Jocelyn Bell Burnell, britanyalı astrofizikçi ve profesördür. 1967 yılında, Bell Burnell, PhD çalışması sırasında, radyo gökada sinyallerini inceleyen bir radyo teleskop kullanarak, periyodik olarak tekrar eden ve hızlı bir şekilde dönen sinyalleri keşfetti. Bu sinyaller, daha sonra “pulsarlar” olarak adlandırıldı ve astrofizikte önemli bir keşif olarak kabul edildi.

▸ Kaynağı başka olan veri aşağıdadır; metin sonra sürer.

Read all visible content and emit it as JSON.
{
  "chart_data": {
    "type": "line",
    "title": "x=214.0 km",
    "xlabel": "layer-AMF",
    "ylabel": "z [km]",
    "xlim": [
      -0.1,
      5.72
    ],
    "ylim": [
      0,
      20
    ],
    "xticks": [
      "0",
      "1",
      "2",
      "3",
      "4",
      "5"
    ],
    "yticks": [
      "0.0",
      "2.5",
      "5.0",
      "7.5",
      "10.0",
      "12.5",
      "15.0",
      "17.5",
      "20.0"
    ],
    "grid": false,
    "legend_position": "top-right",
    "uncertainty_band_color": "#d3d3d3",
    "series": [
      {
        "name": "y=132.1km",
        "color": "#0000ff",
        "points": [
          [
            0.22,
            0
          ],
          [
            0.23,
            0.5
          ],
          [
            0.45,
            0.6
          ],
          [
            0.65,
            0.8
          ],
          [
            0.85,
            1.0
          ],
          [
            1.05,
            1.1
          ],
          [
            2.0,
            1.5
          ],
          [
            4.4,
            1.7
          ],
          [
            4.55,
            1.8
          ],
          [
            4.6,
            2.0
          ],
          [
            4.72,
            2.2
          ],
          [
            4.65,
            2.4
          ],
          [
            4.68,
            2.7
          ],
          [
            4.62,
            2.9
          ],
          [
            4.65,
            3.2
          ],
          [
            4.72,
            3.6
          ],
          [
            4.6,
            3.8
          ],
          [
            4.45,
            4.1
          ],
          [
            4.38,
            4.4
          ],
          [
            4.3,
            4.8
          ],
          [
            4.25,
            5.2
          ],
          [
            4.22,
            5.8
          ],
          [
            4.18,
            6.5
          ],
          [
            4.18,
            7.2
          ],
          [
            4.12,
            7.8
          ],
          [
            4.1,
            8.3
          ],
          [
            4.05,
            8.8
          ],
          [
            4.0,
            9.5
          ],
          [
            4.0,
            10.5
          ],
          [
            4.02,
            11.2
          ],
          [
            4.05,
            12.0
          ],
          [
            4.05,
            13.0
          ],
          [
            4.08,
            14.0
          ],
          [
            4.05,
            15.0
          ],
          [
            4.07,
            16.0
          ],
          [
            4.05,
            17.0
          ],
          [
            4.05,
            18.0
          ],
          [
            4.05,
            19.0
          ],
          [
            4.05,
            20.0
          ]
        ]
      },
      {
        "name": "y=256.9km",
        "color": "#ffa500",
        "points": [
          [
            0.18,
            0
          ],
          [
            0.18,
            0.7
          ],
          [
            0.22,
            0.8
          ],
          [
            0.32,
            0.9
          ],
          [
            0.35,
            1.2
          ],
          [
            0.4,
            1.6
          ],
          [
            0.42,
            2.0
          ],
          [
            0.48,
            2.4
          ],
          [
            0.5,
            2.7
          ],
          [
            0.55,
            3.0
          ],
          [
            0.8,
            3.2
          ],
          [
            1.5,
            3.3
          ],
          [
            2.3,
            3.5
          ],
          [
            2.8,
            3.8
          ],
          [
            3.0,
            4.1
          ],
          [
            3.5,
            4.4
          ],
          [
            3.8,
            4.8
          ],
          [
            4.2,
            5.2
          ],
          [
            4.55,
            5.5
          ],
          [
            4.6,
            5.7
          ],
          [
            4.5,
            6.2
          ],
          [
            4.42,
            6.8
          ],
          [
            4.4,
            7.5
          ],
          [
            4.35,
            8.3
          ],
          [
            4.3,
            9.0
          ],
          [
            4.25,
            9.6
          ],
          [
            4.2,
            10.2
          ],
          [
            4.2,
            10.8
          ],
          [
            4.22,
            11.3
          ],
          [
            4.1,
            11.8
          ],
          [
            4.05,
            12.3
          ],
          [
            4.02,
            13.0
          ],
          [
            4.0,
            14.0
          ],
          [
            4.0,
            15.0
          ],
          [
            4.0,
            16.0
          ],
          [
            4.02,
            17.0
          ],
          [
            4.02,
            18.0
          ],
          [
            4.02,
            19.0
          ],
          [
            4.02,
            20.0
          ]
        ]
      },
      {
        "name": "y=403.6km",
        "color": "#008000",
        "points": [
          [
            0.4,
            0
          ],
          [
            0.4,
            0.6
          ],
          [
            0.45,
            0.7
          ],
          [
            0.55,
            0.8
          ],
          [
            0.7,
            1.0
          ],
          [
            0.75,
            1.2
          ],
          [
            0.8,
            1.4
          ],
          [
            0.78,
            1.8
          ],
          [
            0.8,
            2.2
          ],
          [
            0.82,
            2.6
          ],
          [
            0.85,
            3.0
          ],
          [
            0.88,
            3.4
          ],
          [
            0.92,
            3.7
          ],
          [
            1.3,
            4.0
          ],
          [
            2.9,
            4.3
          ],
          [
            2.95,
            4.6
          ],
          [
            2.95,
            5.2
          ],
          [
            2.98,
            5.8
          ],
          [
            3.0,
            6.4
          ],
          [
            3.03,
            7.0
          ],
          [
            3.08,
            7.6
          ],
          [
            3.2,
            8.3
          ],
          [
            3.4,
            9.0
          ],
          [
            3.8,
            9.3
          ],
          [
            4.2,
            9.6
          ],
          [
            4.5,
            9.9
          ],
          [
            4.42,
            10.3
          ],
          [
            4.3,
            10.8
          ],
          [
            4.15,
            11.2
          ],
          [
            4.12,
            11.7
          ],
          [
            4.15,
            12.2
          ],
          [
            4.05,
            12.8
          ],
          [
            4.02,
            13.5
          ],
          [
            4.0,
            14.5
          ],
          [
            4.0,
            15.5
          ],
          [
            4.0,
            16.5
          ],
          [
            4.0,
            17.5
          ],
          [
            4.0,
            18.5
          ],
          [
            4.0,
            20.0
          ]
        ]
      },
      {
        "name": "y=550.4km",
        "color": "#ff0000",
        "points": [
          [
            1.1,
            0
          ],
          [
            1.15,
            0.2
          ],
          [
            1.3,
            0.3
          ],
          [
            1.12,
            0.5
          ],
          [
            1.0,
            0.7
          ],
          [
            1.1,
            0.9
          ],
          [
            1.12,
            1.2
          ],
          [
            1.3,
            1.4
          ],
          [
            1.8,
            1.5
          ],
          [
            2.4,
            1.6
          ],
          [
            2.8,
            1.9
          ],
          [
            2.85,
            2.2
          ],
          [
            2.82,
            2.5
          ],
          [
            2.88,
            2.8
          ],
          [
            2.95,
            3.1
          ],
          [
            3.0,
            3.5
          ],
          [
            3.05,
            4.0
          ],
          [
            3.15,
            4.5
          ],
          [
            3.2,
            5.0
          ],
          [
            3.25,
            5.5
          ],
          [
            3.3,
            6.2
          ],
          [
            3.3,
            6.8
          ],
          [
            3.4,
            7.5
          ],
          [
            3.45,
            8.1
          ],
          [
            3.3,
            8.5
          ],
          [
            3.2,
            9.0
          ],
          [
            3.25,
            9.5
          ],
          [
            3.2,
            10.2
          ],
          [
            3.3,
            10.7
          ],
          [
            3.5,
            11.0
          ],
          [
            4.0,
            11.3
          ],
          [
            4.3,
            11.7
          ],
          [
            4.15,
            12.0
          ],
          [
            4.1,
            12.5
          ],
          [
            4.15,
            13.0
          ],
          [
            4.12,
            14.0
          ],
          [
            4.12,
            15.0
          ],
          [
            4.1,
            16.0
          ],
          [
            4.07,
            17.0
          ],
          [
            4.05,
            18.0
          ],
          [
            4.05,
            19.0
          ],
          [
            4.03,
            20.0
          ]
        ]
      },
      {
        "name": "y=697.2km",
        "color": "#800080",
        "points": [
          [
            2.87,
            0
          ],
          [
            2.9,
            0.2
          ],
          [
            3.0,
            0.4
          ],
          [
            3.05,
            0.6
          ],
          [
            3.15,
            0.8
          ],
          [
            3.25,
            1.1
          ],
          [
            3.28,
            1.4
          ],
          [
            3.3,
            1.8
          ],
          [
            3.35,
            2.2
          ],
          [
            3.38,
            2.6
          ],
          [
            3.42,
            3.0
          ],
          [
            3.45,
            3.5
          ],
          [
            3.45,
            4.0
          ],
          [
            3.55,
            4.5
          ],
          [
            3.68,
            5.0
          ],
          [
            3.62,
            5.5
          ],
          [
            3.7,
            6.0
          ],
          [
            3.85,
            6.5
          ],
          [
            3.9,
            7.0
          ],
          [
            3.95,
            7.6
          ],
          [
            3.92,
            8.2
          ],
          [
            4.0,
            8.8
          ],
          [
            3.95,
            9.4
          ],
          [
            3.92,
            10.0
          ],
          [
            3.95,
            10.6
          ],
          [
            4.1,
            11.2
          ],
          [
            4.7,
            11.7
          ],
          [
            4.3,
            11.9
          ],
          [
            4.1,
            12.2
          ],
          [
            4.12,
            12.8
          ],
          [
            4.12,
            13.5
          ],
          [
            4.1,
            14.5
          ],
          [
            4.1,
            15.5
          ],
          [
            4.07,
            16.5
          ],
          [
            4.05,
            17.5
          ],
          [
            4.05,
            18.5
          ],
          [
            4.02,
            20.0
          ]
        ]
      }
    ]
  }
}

Bell Burnell, bu keşfi yaptığı sırada, bir doktorası öğrencisi olarak Cambridge Üniversitesi’nde çalışmaktaydı ve keşif, onun danışmanı olan Anthony Hewish tarafından yayınlandı. Hewish, 1974 yılında Nobel Fizik Ödülü’nü, pulsarların keşfi için aldı, ancak Bell Burnell bu ödülü almadı. Bu durum, astrofizik camiasında tartışmalara yol açtı ve Bell Burnell’in rolünün yeterince tanınmadığı düşünüldü.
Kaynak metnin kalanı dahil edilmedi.